A native speaker of English would surely know what a rigged show trial was, but he pretended not to. A non-native might not know what rigged meant in this context -- it isn't a word one uses every day.
sobieski 106 | 2,118
21 Jul 2013 #25
A non-native might not know what rigged meant in this context -

This is one of your very sly (not to say slimy) tactics....you never write something without a reason...You cold say for example "Dutch", "French" or whatever.

I hear you coming from far away :)
Since your thread about the laid-back PF member exploded in your face, another tac? :)

what rigged meant in this context -- it isn't a word one uses every day.

Rigged is an everyday English word.
OP Polonius3 993 | 12,357
21 Jul 2013 #26
Rigged is an everyday English word

If you use that word on a daily basis, then your English is better than I gave you credit for.

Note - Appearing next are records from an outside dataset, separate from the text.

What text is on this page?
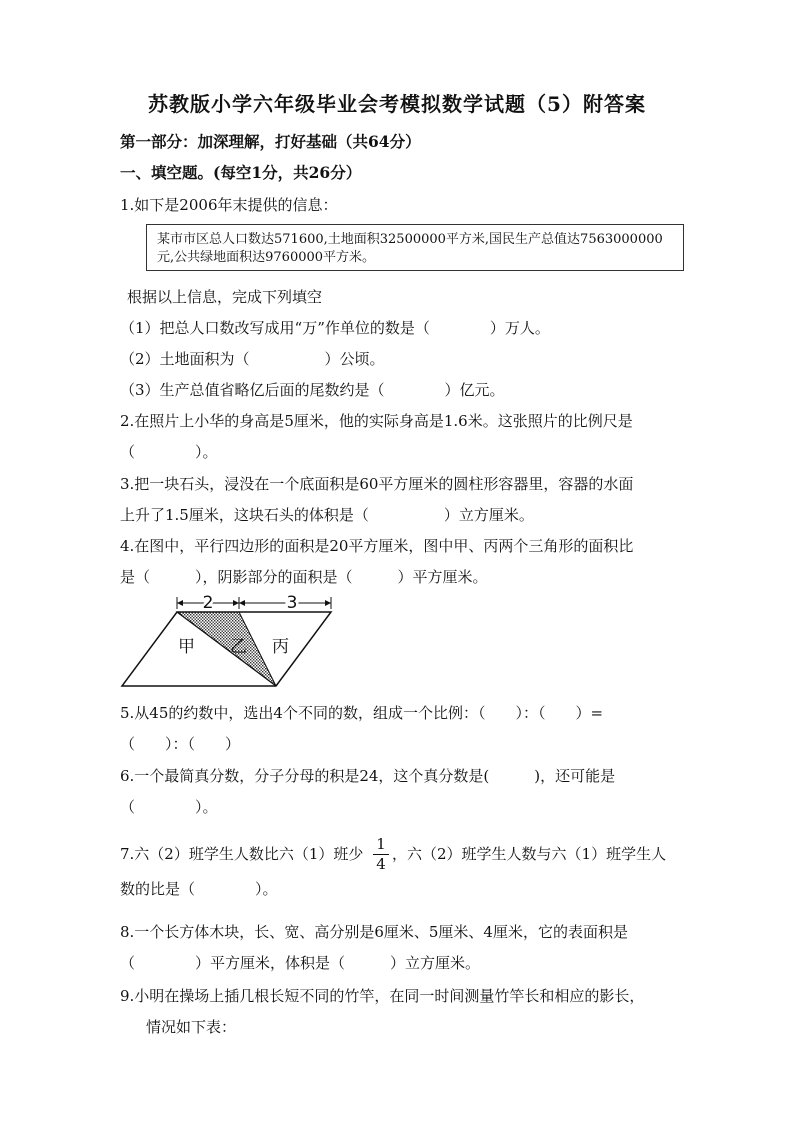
苏教版小学六年级毕业会考模拟数学试题（5）附答案
第一部分：加深理解，打好基础（共64分）
一、填空题。(每空1分，共26分）
1.如下是2006年末提供的信息：
某市市区总人口数达571600,土地面积32500000平方米,国民生产总值达7563000000
元,公共绿地面积达9760000平方米。
根据以上信息，完成下列填空
（1）把总人口数改写成用“万”作单位的数是（　　　　）万人。
（2）土地面积为（　　　　　）公顷。
（3）生产总值省略亿后面的尾数约是（　　　　）亿元。
2.在照片上小华的身高是5厘米，他的实际身高是1.6米。这张照片的比例尺是
（　　　　）。
3.把一块石头，浸没在一个底面积是60平方厘米的圆柱形容器里，容器的水面
上升了1.5厘米，这块石头的体积是（　　　　　）立方厘米。
4.在图中，平行四边形的面积是20平方厘米，图中甲、丙两个三角形的面积比
是（　　　），阴影部分的面积是（　　　）平方厘米。
2	3
甲 乙 丙
5.从45的约数中，选出4个不同的数，组成一个比例：（　　）：（　　）=
（　　）：（　　）
6.一个最简真分数，分子分母的积是24，这个真分数是(　　　)，还可能是
（　　　　）。
7.六（2）班学生人数比六（1）班少
1
4
，六（2）班学生人数与六（1）班学生人
数的比是（　　　　）。
8.一个长方体木块，长、宽、高分别是6厘米、5厘米、4厘米，它的表面积是
（　　　　）平方厘米，体积是（　　　）立方厘米。
9.小明在操场上插几根长短不同的竹竿，在同一时间测量竹竿长和相应的影长，
情况如下表：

But you should see the broader context: my interlocutor said if a person is guilty he should be convicted. The point is that trials are rigged to convict the innocent. I know he knew the exact menaing of the word and it was just part of his haranguing, harrassing, nitpicking tactics. I guess some people get theri jollies off that way. I even suggested he should join a chess club.
hague1cmaeron 14 | 1,368
22 Jul 2013 #27
Is this your usual BS dug up from wiki, or do you have a bit more credible information than wiki, like the Institute of National remembrance for instance? Or at the very least a newspaper article not written by Gazeta Polska or Fakt? And having had a look at your link, guess what Mazowiecki's name doesn't even appear on the list.
jon357 74 | 22,060
22 Jul 2013 #28
Bishop Kaczmarek was innocent,

Innocent of what?

Is this your usual BS dug up from wiki, or do you have a bit more credible information than wiki, like the Institute of National remembrance for instance?

Spot on.

He was even casting aspersions on a nobel prizewinning poet and Joe Alex as well.
OP Polonius3 993 | 12,357
22 Jul 2013 #29
He was even casting aspersions

No, wikipedia was... Kazcmarek was innocent of the trumped-up espionage charges the stalimnist regime had cooked up. Anyway, this is common knowledge and public domain available to anyone who wishes to find out.

Kaczmarek was not the only prelate victimised by the Soviet-installed and Kremlin-cotrolled puppet government. Read up on the three years of Primate Wyszyński's incarcertion. There was even a TV play about it.

All in all, you have entrenched the view that the PC dictatorship is the direct heir of Stalinism. Same type of arguments and tactics -- guilt by suspicion and innuendo, casting groundless aspersions, generating false rumours... The only difference is the lack of physical reprisals but, if things continue the way they are now going, that too will come. Already Catholic adoption agencies have been forced to close down becuase they insisted on entrusting orphans only to married couples and not on demand or whim. That's still not as 'dynamic' as beating up or killing people in dark back alleys, but it's a step in the 'right' direction!

Since the IPN was mentioned, that institution has for years been compiling documenation on the lawless, incarceration, torture and cooked show trial of Bishop Kaczmarek. Those who read Polish will learn that the Good Bishop was tortured to exact false confessions, beaten, starved, threatened, intimiadated, pulled out of his cell at night for many-hour-long interrogations, in winter confined to unheated cells with wide-open windows. Commie torurers were indeed worthy successors to their Gestapo predecessors.
sobieski 106 | 2,118
22 Jul 2013 #30
Since the IPN was mentioned, that institution has for years been compiling documenation

Please provide us with IPN documentation / judgment on the past of Mazowiecki. That should be not hard to do for somebody who is digging up obscure usenet links.